The system stores police calls and then sorts them anyway they need. CBS4 went along with police as they searched the north end of Miami looking for a burglar who has been targeting the area for weeks.

They narrowed down the search with reports of burglaries and descriptions of the potential burglar.

"When it comes down to it, you have to see where people are," said Sgt. Carpenter.

First, CBS4's Jorge Estevez and officers found a driver, late at night, sitting in a car in the industrial section of the north end of Miami. It is considered a suspicious activity in an area where there have been a rash of burglaries.

"We don't want him here if there is no valid reason for him to be here," said Officer Milligan who spent hours with officers patrolling the streets.

Together, they stopped suspicious people including a homeless woman who fit the description of the kind of person breaking into homes. But after a thorough search of her belongings, nothing appeared to be stolen.

These kinds of efforts are what residents living in the area appreciate.

"We have taken a hit with burglaries in homes and some burglaries with occupied dwellings where we they have gone in there with people in there," said Frank Rollason who lives inside an area with increased crime. "It is great because they concentrate on a particular problem that area is having."

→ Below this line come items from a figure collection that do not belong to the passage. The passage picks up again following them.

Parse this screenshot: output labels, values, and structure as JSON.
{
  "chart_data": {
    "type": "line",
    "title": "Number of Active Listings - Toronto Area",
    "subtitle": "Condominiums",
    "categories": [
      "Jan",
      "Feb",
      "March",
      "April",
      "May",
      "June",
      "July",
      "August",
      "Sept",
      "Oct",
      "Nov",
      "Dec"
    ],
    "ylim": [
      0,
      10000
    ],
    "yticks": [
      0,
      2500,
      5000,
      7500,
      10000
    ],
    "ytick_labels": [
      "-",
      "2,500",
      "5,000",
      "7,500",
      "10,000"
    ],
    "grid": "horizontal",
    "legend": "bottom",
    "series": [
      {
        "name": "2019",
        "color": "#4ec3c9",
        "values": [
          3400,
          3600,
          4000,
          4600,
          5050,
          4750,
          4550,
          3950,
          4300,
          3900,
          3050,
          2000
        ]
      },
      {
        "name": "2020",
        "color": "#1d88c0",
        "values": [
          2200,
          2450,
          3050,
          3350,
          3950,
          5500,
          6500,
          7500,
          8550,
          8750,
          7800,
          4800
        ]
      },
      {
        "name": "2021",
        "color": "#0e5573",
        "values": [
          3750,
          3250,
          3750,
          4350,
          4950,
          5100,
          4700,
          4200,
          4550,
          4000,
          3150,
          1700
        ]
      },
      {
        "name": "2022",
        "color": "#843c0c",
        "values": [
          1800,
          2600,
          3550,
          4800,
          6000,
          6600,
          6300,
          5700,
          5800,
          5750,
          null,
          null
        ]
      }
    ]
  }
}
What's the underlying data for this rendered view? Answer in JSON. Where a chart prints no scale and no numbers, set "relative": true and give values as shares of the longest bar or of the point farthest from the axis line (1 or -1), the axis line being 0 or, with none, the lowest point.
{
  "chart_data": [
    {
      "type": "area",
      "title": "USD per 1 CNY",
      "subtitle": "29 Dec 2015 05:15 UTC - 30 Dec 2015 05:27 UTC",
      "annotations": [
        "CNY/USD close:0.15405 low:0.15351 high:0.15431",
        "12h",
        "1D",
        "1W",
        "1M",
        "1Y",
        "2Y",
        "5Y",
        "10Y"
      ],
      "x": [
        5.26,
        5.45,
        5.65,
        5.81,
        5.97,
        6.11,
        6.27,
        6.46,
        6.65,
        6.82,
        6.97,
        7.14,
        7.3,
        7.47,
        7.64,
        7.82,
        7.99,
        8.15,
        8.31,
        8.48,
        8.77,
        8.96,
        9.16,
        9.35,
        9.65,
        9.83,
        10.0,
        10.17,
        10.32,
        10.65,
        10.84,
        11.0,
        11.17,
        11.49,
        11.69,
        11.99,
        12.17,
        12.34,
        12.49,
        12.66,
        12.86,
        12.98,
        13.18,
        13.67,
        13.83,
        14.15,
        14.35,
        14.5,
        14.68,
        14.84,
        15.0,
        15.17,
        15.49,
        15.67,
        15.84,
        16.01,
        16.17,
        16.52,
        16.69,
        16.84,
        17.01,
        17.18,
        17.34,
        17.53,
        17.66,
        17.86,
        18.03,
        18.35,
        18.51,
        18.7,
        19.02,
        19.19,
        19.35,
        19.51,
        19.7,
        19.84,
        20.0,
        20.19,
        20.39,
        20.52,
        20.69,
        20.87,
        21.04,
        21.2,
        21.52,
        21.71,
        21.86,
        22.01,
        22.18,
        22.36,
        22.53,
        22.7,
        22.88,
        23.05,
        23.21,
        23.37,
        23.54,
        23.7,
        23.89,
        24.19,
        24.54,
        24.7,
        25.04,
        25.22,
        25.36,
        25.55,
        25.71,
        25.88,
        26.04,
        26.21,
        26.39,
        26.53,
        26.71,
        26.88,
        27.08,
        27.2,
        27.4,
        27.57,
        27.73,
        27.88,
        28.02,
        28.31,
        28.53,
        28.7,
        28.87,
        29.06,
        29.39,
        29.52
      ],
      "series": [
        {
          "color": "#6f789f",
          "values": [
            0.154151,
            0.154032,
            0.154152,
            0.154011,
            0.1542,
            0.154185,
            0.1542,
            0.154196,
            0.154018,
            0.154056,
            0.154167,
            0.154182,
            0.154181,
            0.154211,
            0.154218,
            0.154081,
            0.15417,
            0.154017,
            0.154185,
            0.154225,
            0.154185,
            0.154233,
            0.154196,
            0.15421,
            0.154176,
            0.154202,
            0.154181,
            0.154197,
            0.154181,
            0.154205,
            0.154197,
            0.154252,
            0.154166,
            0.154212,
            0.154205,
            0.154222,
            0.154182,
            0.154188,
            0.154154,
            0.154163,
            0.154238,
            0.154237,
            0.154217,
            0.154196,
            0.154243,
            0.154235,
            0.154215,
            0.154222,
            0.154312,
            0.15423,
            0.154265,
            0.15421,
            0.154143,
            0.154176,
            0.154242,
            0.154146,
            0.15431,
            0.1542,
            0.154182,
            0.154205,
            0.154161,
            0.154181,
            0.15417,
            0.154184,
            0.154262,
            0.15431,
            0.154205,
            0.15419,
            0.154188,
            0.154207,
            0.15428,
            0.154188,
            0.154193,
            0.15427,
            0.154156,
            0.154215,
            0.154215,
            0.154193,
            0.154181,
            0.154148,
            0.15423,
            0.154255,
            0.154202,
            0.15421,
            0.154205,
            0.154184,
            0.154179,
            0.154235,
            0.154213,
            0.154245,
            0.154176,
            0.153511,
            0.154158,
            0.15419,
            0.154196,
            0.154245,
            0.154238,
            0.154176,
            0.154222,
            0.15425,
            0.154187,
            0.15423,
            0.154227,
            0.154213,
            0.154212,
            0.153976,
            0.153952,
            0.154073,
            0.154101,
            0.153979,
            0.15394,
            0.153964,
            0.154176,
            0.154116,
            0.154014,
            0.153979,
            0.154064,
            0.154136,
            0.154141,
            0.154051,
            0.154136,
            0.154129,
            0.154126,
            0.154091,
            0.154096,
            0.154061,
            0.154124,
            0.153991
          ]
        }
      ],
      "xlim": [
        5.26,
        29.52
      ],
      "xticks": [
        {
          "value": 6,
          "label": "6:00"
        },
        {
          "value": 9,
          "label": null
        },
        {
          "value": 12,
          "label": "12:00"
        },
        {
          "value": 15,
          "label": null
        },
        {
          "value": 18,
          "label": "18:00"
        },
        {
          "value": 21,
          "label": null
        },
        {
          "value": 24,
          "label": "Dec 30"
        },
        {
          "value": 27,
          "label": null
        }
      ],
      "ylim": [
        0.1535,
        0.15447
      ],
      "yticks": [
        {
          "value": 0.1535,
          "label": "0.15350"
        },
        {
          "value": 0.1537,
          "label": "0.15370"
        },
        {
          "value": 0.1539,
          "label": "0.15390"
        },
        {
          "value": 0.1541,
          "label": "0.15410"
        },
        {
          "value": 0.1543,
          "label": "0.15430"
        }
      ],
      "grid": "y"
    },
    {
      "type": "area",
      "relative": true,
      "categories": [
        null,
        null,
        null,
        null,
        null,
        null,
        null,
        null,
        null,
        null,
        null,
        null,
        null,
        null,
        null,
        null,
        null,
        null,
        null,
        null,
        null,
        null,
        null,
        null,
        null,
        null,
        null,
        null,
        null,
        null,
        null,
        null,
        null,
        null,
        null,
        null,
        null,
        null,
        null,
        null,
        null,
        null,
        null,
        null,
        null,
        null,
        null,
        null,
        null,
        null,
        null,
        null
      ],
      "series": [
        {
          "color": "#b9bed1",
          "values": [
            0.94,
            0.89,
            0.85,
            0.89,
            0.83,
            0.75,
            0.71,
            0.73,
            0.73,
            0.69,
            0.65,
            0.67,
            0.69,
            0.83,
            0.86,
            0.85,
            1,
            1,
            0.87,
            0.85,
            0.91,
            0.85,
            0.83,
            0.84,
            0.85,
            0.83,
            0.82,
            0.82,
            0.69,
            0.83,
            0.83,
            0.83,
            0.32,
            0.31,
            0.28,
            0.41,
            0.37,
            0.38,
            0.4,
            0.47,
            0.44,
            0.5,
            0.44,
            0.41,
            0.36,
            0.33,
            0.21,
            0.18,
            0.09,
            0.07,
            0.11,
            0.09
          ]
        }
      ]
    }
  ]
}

A few days after the police operation, they had a break through. The technology led them to find Shepard Campbell in a warehouse district. As police approached him, he attempted to conceal something, which turned out to be burglary tools. Police confiscated red bolt cutters and booked him - something that may have taken longer if it had not been for the hot spotting software.

Sgt. Carpenter is grateful to have an added tool to help his team do their jobs with the hopes of making the streets real safe.

"If you handed me every single robbery that happened in the city of Miami in a month, you'd have a stack this tall and for me to be able to actually sort through and get them. It would take hours," said Sgt. Carpenter.